H2O will launch an internal Task in the single-digit microsecond range.
Because of this, we can launch 100,000's (millions?) a second... leading
to fine-grained data parallelism, and high CPU utilization. This is a
big piece of our single-node speed. Some other distributed
Task-launching solutions I've seen tend to require a network-hop
per-task... leading to your 10ms to launch as task requirement, leading
to a limit of a few 1000 Tasks/sec requiring tasks that are much larger
and coarser than H2O's... leading to much lower CPU utilization.
Also, I'm getting 200micro-second ping's between my datacenter
machines.... down from 10msec. It's decent commodity hardware, nothing
special. Meaning: H2O can launch task on an entire 32-node cluster in
about 1msec, starting from a single driving node (log-tree fanout, depth
5, 200micro-second single UDP packet launch, 1micro-second internal task
launch).
And this latency matters when the work itself is lots and lots "small"
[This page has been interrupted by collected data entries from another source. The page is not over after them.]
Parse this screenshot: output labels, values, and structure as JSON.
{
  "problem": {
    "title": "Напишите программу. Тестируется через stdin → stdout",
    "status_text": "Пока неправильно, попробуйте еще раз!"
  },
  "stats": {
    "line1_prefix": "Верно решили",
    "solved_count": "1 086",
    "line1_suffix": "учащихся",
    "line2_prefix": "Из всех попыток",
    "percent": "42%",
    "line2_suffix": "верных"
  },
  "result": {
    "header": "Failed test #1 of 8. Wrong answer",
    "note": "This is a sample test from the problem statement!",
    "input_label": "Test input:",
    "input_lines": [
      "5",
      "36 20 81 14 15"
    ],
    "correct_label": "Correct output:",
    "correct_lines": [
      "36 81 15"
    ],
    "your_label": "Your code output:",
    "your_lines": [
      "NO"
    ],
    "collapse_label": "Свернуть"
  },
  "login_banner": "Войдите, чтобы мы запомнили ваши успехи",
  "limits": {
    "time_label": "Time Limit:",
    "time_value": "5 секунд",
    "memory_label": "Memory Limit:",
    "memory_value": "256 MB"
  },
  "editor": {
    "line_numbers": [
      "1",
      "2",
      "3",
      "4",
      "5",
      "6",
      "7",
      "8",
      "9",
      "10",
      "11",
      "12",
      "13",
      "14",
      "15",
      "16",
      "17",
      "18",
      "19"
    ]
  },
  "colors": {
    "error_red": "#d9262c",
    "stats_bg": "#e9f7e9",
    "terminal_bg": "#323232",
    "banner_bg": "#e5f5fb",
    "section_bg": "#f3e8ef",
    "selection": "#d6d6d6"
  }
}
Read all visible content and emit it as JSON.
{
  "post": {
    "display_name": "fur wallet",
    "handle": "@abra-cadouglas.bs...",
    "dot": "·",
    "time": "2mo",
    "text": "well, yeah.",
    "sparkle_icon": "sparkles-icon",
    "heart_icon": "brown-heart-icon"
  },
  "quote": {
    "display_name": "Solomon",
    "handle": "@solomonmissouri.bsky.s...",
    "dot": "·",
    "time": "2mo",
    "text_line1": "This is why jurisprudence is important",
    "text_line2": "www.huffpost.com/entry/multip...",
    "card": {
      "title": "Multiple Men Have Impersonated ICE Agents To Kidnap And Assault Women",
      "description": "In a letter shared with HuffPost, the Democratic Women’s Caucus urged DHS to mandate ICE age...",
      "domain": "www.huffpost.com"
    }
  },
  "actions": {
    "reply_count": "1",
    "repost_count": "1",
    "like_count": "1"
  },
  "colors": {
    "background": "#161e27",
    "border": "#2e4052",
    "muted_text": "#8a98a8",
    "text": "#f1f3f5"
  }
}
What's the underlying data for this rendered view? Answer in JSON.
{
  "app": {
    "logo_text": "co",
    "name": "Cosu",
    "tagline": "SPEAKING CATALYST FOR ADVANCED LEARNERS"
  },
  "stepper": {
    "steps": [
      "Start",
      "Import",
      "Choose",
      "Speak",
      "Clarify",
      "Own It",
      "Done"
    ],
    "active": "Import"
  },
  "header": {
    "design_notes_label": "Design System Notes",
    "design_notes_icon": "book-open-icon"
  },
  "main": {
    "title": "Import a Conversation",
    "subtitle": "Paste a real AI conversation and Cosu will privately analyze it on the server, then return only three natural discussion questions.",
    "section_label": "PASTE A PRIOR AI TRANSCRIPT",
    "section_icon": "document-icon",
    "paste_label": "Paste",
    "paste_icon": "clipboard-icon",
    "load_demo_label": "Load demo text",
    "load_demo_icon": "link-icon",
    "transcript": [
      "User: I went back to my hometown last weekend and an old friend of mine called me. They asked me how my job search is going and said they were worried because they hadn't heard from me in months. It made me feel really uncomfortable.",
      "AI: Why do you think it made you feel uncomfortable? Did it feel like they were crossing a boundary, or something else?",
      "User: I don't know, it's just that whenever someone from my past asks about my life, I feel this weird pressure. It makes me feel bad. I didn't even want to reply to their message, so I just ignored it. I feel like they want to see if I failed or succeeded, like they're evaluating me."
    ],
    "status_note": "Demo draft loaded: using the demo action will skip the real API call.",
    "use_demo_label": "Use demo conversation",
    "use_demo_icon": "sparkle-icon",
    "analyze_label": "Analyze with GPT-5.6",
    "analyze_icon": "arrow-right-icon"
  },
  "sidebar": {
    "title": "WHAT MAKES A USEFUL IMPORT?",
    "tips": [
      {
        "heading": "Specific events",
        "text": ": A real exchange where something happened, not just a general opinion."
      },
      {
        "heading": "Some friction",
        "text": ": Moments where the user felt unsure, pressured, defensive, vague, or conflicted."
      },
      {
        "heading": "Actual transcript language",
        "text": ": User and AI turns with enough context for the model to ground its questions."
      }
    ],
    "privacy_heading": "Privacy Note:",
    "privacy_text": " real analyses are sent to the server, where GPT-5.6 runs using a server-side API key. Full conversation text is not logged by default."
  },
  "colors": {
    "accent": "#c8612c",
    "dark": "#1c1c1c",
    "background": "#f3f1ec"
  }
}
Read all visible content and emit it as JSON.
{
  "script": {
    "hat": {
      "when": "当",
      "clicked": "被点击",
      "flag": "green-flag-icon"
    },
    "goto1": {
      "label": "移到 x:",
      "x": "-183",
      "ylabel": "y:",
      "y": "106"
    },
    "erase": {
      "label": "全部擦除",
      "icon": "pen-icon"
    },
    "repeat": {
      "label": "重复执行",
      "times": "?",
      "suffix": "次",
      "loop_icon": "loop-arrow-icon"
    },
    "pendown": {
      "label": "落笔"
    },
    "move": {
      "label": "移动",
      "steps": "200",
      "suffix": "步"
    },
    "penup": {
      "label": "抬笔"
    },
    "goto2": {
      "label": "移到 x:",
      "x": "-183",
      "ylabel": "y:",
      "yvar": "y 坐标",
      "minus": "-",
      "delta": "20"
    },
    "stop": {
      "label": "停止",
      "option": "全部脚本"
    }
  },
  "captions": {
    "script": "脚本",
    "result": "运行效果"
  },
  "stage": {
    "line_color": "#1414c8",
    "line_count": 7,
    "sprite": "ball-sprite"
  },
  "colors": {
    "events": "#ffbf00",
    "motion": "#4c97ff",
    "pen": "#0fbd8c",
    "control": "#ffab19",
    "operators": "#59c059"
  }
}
jobs, as is common when a DSL such as Mahout or Spark/Scala or R is
driving simple operators over bulk data.
Cliff
On 4/30/2014 3:35 PM, Dmitriy Lyubimov wrote:
This is kind of an old news. They all do, for years now. I've been
building a system that does real time distributed pipelines (~30 ms to
start all steps in pipeline + in-core complexity) for years. Note that
node-to-node hop in clouds are usually mean at about 10ms so
microseconds are kind of out of question for network performance
reasons in real life except for private racks. The only thing that
doesn't do this is the MR variety of Hadoop.